Introspektion allein macht aber noch kein sensationelles Album. Erst zusammen mit der freien Kammermusik, die Sylvian während der Reise begleitet, lässt „Manafon“ an Luft von anderen Planeten denken. Radikaler als viele Musiker, die mit Tracks arbeiten und so die Songstruktur untergraben, verzichtet Sylvian auf jegliche Form – mit der Ausnahme, dass seine eigenen Melodien aus wiederkehrenden Figuren bestehen und meistens tonalen Charakter haben. Das Drumherum spricht eine diffusere, zerbrechliche Sprache. Sylvian ist die vorgegebenen Muster der Popmusik leid, sie haben für ihn an Reiz und Bedeutung verloren.

Der ehemalige Sänger der New Wave-Band Japan, der kurz vor dem ganz großen Durchbruch zu Beginn der Achtziger seine Kollegen verließ, hatte seither seine eigenen Experimente in Sachen Pop durchgeführt, zunächst ohne die Formsprache des Songs aufzugeben. Seine neue Freiheit eröffnete ihm eine Reihe zusätzlicher Ausdrucksmöglichkeiten. „Die Improvisationen erlaubten es mir, die Sprache in völlig anderer Weise zu benutzen. Ich konnte nüchterne Alltagssprache benutzen, die nicht klobig klang. Genauso konnte ich eine sehr poetische und suggestive Sprache verwenden, die ebenfalls ihren Ort fand. Auch bei den Melodien konnte ich auf die unterschiedlichsten Quellen zurückgreifen. ‚Manafon‘, das Titelstück, ist für mich wie ein Folk Song.“ Benannt ist das Album nach dem ersten Sprengel des walisischen Pastors und Dichters R. S. Thomas. Der menschlich etwas schwierige Thomas war nicht sonderlich erfolgreich darin, die Gemeinde am Sonntag in die Kirche zu bewegen.
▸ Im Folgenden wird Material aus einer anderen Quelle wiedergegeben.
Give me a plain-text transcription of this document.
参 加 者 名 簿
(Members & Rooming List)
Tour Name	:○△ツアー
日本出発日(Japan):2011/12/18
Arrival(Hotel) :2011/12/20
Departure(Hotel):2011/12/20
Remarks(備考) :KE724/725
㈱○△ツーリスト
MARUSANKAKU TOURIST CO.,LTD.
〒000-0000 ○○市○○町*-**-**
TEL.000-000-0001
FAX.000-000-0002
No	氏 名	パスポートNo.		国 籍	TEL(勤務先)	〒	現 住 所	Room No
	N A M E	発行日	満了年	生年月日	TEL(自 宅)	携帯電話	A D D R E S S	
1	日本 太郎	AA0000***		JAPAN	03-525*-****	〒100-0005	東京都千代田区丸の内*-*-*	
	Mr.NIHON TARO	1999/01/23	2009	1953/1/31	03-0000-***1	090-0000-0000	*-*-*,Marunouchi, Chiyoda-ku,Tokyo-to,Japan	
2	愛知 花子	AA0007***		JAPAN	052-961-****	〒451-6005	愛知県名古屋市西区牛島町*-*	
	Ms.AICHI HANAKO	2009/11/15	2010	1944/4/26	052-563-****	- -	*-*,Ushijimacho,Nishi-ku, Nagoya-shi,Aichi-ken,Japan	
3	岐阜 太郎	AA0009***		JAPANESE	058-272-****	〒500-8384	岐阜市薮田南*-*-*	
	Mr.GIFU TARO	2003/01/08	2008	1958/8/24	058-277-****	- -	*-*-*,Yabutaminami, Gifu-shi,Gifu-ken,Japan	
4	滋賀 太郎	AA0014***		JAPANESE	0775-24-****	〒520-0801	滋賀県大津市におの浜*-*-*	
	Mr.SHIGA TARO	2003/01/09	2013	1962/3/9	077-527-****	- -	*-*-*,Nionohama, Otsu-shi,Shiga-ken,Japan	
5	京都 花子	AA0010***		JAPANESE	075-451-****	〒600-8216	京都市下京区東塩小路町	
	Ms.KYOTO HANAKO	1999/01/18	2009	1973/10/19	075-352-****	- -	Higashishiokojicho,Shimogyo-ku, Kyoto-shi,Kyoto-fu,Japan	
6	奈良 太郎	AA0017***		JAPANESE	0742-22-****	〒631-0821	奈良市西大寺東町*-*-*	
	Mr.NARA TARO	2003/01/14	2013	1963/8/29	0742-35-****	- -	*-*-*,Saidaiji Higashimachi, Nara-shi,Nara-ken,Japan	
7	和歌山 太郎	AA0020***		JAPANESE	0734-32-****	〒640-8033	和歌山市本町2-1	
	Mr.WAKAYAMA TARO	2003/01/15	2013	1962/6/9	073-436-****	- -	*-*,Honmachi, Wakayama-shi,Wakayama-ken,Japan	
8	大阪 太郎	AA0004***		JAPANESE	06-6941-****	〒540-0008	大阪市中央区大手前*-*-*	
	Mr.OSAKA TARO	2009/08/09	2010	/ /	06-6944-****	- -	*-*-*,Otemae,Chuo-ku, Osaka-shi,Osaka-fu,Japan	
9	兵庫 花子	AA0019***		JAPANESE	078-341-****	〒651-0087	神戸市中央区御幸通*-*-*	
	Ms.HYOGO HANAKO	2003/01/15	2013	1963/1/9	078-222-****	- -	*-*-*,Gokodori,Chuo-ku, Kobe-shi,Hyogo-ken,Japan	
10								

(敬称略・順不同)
Dafür schrieb er während dieser Zeit seine ersten drei Gedichtbände. „Manafon wurde für mich zu einer Metapher für dichterische Fantasie.“

Konzerte sind nicht geplant. Ob er weiter atonale Musik schreiben oder sich wieder dem Vokabular des Pop zuwenden wird, lässt er offen. Noch im Jahr 2005 hatte er mit seinem Projekt Nine Horses eine wunderbare Kombination aus Songs, Elektronik und Jazzimprovisation geschaffen. Regression jedenfalls ist kaum von ihm zu erwarten. Sein Blick ist bei aller Introspektion nach vorn gerichtet: „Man hofft immer, dass man zur Entwicklung dessen beiträgt, in das man sein Leben investiert hat.“

■ David Sylvian: „Manafon“ (Samadhi Sound)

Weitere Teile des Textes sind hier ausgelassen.